DOI: 10.15376/biores.17.4.5984-5998

Keywords: Sugarcane tail leaf; Discrete element simulation; Stacking angle; Parameter calibration

Contact information: College of Mechanical and Control Engineering, Guilin University of Technology, Guilin, 541004, P. R. China; *Corresponding author: 40911409@qq.com

INTRODUCTION

Sugarcane is an important sugar crop in the world and is widely grown in Guangxi and Yunnan, China (Li et al. 2015; Fan et al. 2020). Sugarcane tail leaves (STL) are the two or three tender nodes at the top of sugarcane and their accompanying whole leaves (mainly including both tail stems and tail leaves) that remain after harvesting, accounting for approximately 20% of the total weight of sugarcane (Junqueira Franco et al. 2009; Zhou et al. 2019). Both cheap and rich in nutrients, STL are excellent silage resources. After being crushed by harvesting machinery, it can meet the conditions of silage and realize storage, which can solve many problems, such as the shortage of green fodder for cattle and sheep in winter and spring seasons, and thus mechanized harvest of STL has important economic and social values (Neto et al. 2014; Pereira et al. 2019).

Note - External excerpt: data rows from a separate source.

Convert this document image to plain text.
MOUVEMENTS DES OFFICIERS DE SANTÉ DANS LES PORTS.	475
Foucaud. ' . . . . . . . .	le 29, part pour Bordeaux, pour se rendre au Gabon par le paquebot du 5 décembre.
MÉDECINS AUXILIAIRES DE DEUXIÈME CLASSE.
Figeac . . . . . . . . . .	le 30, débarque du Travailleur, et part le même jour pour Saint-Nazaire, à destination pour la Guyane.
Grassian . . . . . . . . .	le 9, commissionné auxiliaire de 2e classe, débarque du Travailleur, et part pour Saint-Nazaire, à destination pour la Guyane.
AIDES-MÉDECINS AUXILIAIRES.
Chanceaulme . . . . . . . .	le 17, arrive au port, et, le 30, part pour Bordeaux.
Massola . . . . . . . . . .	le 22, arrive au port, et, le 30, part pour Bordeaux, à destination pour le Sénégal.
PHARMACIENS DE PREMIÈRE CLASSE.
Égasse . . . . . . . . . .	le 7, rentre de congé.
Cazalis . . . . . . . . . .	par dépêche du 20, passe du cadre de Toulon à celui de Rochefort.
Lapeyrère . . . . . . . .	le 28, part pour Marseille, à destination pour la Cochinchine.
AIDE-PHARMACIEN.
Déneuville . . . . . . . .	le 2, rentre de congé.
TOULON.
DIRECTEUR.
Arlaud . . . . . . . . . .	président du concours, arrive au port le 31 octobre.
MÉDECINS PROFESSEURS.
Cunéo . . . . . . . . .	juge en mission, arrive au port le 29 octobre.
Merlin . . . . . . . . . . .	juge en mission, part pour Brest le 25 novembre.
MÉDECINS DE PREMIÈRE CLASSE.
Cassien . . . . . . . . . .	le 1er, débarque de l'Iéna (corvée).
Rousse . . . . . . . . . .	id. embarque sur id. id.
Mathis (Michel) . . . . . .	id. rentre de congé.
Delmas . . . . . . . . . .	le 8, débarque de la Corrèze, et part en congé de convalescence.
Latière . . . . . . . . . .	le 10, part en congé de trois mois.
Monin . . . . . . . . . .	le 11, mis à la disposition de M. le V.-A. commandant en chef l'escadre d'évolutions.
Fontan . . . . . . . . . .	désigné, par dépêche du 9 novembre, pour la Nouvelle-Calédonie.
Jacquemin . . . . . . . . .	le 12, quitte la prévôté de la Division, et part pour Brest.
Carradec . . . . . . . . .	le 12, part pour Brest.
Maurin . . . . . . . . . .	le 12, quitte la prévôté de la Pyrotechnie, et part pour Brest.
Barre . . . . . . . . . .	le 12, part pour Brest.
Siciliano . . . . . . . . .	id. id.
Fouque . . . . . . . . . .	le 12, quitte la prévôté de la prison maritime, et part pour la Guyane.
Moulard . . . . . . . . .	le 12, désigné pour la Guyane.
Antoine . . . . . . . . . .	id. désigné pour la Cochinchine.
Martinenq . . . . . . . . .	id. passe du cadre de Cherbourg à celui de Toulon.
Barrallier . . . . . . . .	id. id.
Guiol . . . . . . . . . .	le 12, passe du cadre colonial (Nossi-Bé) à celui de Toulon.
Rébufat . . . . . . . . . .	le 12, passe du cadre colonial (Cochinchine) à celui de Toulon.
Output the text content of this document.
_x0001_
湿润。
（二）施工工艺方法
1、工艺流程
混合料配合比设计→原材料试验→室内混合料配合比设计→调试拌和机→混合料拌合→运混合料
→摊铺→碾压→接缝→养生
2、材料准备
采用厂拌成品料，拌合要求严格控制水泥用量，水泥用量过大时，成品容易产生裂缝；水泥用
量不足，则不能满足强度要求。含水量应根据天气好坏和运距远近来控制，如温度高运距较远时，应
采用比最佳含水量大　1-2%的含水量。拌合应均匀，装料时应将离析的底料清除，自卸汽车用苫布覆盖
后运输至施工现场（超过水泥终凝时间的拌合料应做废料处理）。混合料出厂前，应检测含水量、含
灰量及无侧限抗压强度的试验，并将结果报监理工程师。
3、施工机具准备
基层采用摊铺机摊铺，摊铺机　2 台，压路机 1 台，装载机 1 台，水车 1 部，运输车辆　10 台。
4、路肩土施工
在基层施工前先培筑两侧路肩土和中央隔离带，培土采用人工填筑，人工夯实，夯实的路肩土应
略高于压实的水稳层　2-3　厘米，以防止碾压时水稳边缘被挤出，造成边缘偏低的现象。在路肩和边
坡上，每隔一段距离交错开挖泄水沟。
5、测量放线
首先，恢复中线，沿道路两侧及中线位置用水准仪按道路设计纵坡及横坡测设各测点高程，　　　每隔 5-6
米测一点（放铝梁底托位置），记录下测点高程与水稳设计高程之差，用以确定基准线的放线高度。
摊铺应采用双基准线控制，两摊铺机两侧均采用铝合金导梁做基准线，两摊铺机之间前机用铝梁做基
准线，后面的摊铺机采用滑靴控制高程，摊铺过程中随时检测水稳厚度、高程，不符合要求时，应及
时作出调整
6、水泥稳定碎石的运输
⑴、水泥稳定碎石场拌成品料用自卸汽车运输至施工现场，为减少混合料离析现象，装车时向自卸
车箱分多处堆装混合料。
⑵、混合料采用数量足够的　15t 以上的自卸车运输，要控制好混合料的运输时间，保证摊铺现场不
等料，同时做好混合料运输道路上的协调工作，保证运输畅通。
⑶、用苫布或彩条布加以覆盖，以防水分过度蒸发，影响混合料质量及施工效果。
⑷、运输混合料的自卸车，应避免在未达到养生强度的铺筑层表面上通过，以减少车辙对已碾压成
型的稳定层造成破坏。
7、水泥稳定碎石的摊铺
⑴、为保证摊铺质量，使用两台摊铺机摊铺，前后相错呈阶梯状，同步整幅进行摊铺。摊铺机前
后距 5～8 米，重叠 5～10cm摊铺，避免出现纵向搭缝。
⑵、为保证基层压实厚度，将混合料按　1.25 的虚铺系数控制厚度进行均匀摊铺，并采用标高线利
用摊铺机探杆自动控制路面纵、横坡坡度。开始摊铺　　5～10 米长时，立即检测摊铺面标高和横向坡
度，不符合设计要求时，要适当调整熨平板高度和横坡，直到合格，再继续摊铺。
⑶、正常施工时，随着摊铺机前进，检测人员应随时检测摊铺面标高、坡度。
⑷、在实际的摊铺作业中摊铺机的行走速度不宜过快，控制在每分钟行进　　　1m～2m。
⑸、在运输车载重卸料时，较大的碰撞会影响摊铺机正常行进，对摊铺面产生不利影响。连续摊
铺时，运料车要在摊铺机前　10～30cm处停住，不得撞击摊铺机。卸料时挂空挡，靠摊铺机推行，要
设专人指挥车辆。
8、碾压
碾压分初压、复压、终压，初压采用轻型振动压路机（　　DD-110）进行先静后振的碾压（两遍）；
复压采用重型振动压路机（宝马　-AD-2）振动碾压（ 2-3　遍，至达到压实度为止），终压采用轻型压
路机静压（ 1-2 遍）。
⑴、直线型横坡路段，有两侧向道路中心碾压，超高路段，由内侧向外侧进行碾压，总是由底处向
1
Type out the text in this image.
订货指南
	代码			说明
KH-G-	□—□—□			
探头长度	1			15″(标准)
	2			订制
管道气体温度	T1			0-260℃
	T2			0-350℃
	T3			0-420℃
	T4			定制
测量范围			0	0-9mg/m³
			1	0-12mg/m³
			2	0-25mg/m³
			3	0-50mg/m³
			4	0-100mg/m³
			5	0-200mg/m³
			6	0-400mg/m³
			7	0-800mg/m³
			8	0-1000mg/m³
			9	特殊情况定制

Because of the coarse and hard roots and high water content of STL, problems including uneven crushing, nutrition loss by kneading and extrusion, and easy blockage of conveying channels occur when using traditional forage harvesting machines (Wu et al. 2020; Qiu et al. 2021). The development of a new STL harvesting machine requires structural innovation and optimal design of working parameters for several parts such as crushing, throwing, collecting, and discharging. The application of discrete element method to study the mechanism or interaction between STL and harvesting machine can provide a theoretical basis for the design and innovation of the harvesting machine. The main parameters required for discrete element simulation include: basic physical parameters such as Poisson’s ratio, density, shear modulus of STL; and contact parameters such as coefficient of restitution (COR), coefficient of static friction (COSF), and coefficient of rolling friction (CORF) between STL particles or between particles and machine (Grima and Wypych 2011; Fang et al. 2022; Wang et al. 2022). Obtaining simulation parameters objectively and accurately is a prerequisite for applying the discrete element method to study the mechanism of the interaction between STL and harvesting machine.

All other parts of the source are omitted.